Lights Out at the Castle
The National Mall was more dark than usual on Saturday night, when buildings around the city and the world—including the Smithsonian Institution's Castle and the Reynolds Center—turned off the lights for 60 minutes as part of Earth Hour, a global effort by the World Wildlife Fund to draw attention to climate change.
The hour "symbolizes that by working together, each of us can make a positive impact in this fight," the fund says. Most times, even at night, the world's most populous areas are still bright with light, but most of it is just wasted energy.

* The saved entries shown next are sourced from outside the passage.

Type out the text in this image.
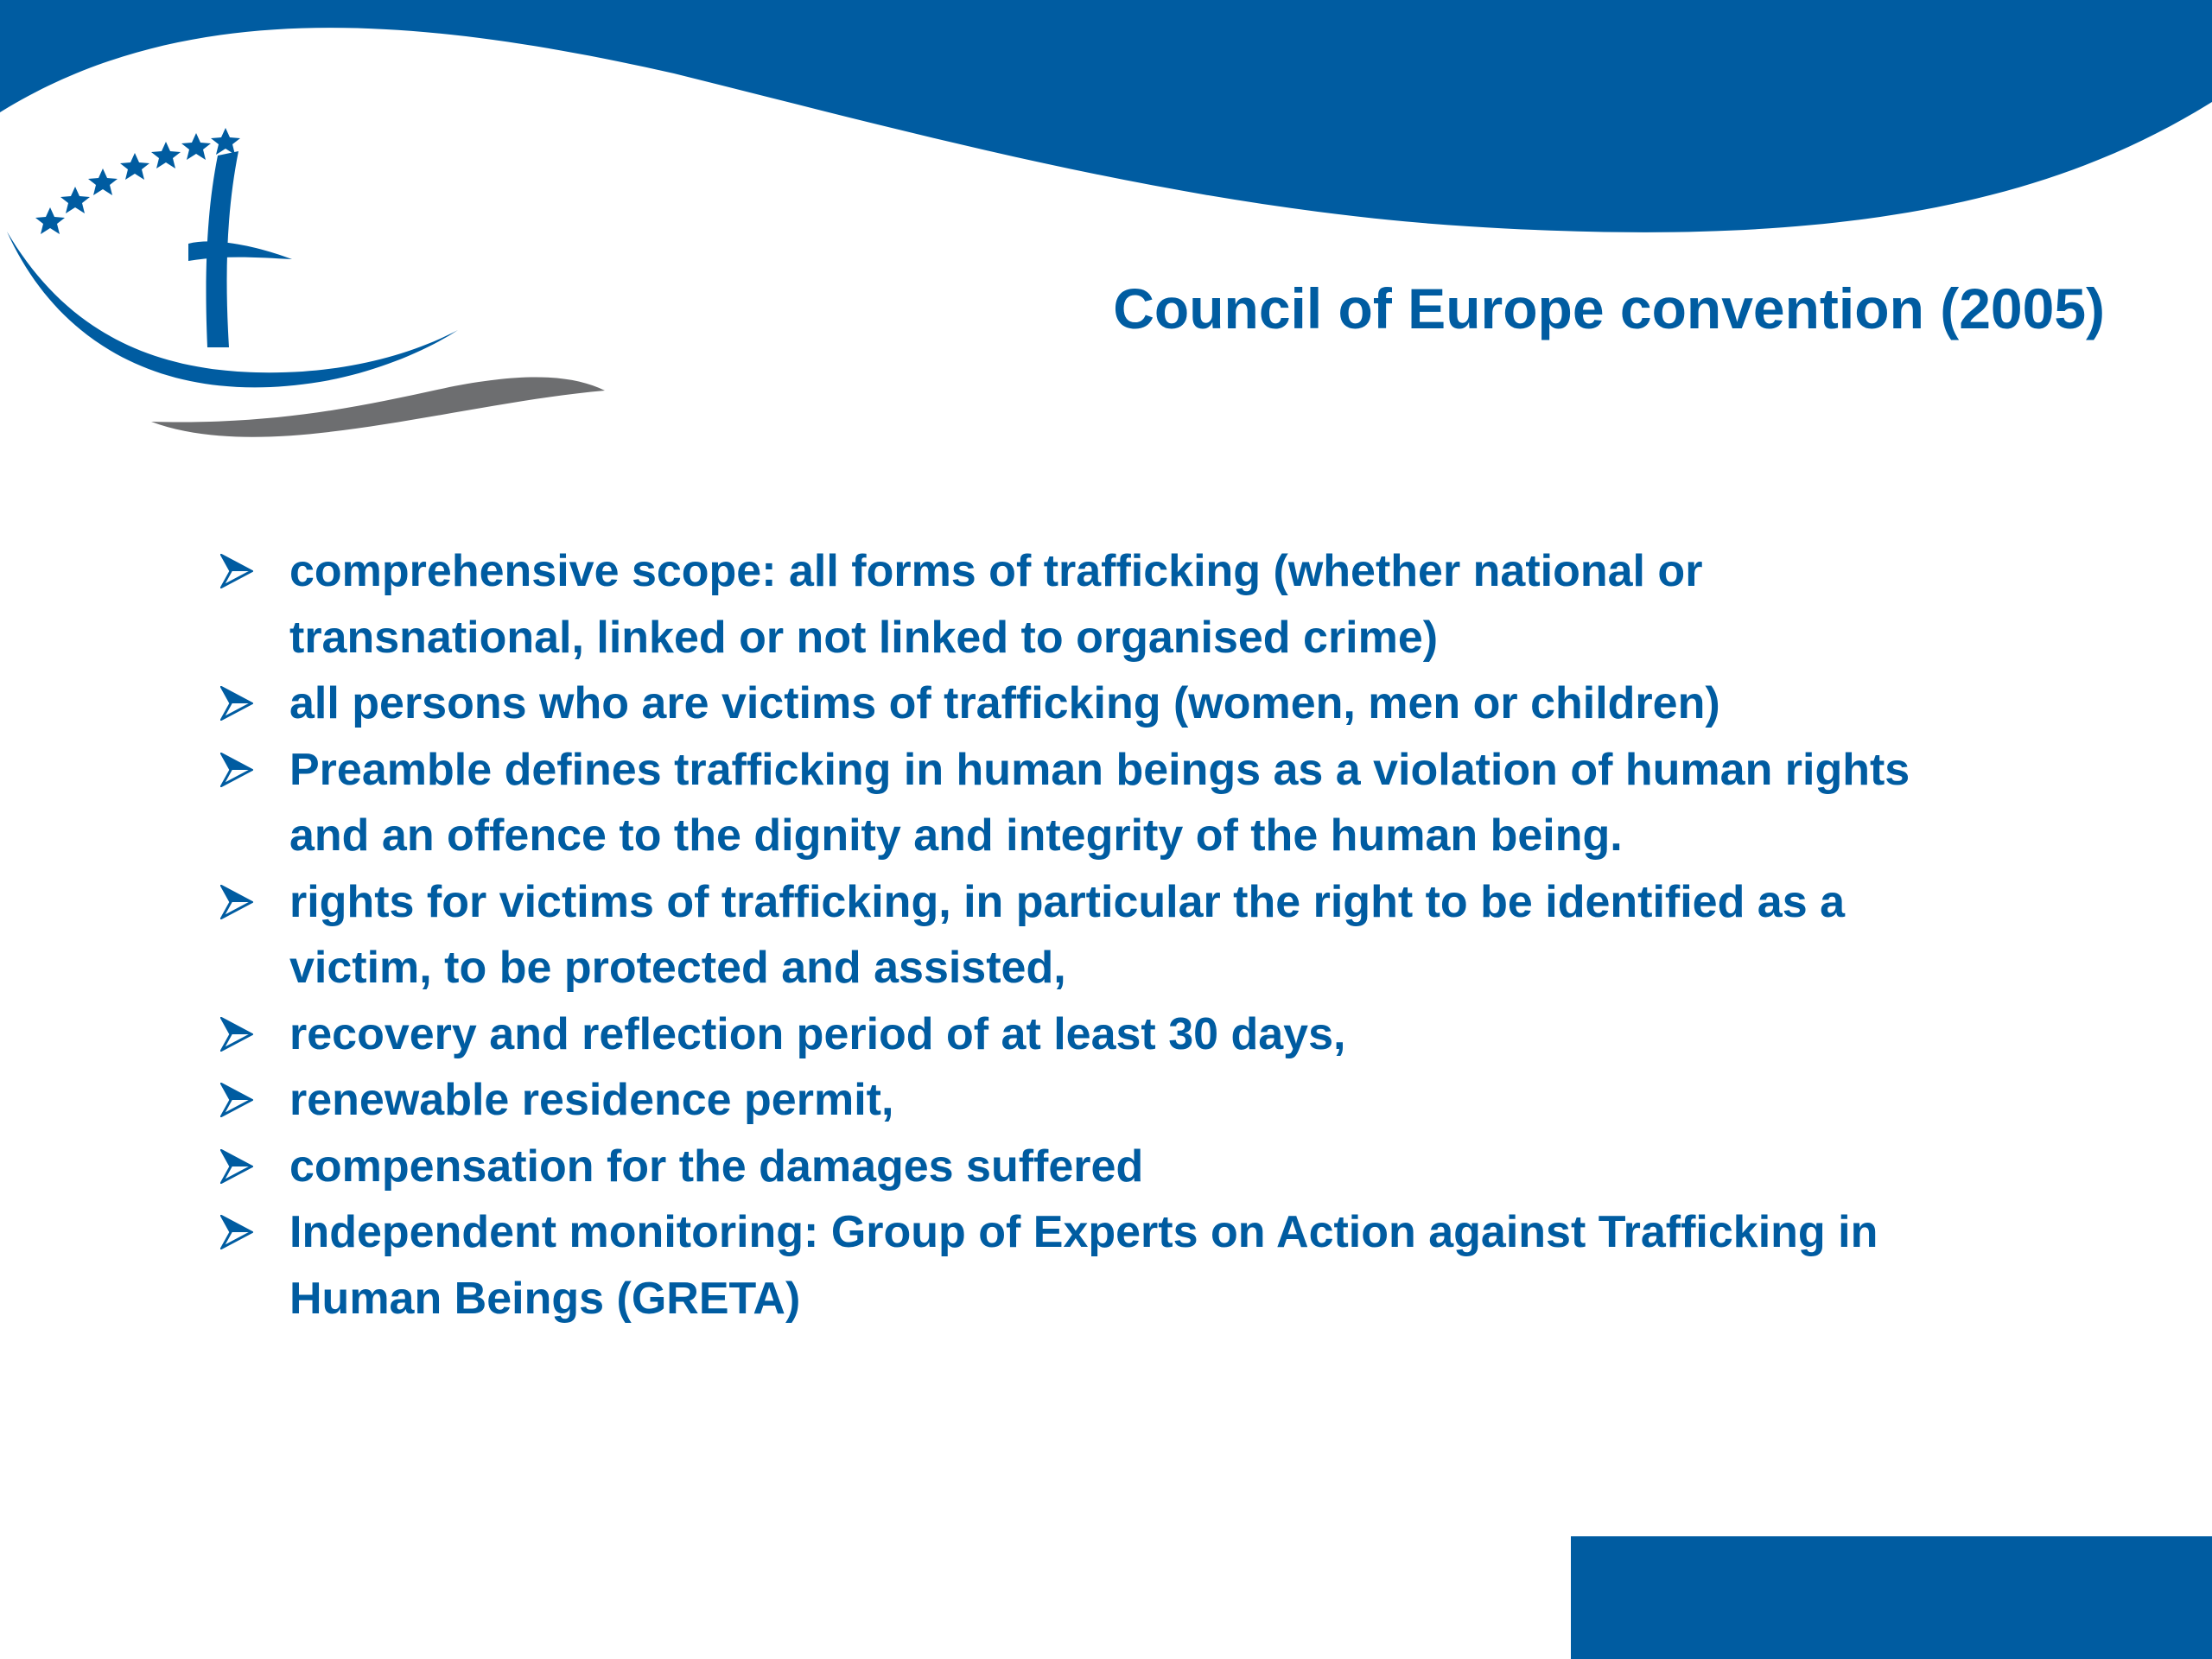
Council of Europe convention (2005)
comprehensive scope: all forms of trafficking (whether national or transnational, linked or not linked to organised crime)
all persons who are victims of trafficking (women, men or children)
Preamble defines trafficking in human beings as a violation of human rights and an offence to the dignity and integrity of the human being.
rights for victims of trafficking, in particular the right to be identified as a victim, to be protected and assisted,
recovery and reflection period of at least 30 days,
renewable residence permit,
compensation for the damages suffered
Independent monitoring: Group of Experts on Action against Trafficking in Human Beings (GRETA)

Last week, museum staffers at both the Castle and the Reynolds Center, home to the National Portrait Gallery and Smithsonian American Art Museum, made preparations for a Saturday night plan to go dark.
At the Castle Saturday evening, Smithsonian photographer Eric Long set up camp outside the building shortly before Earth Hour began at 8:30 p.m., snapping a shot of the castle before the hour (at left above), with lights both inside and outside of the castle aglow, and after (at right), when only a handful of emergency lights, and the glow of the Washington Monument in the distance, remained.
"There are reflections from the Independence Ave. street lights that are in the windows of the Castle and surrounding the front of the gardens," Long said. "There are also some emergency lights which were not able to be turned off." But the symbolically dark 19th-century Gothic revival building looked marvelously eerie against the pink-hued light of the city's night sky.
All 50 states participated in the initiative, and early estimates say 4,000 communities in 126 countries turned off their lights during the hour.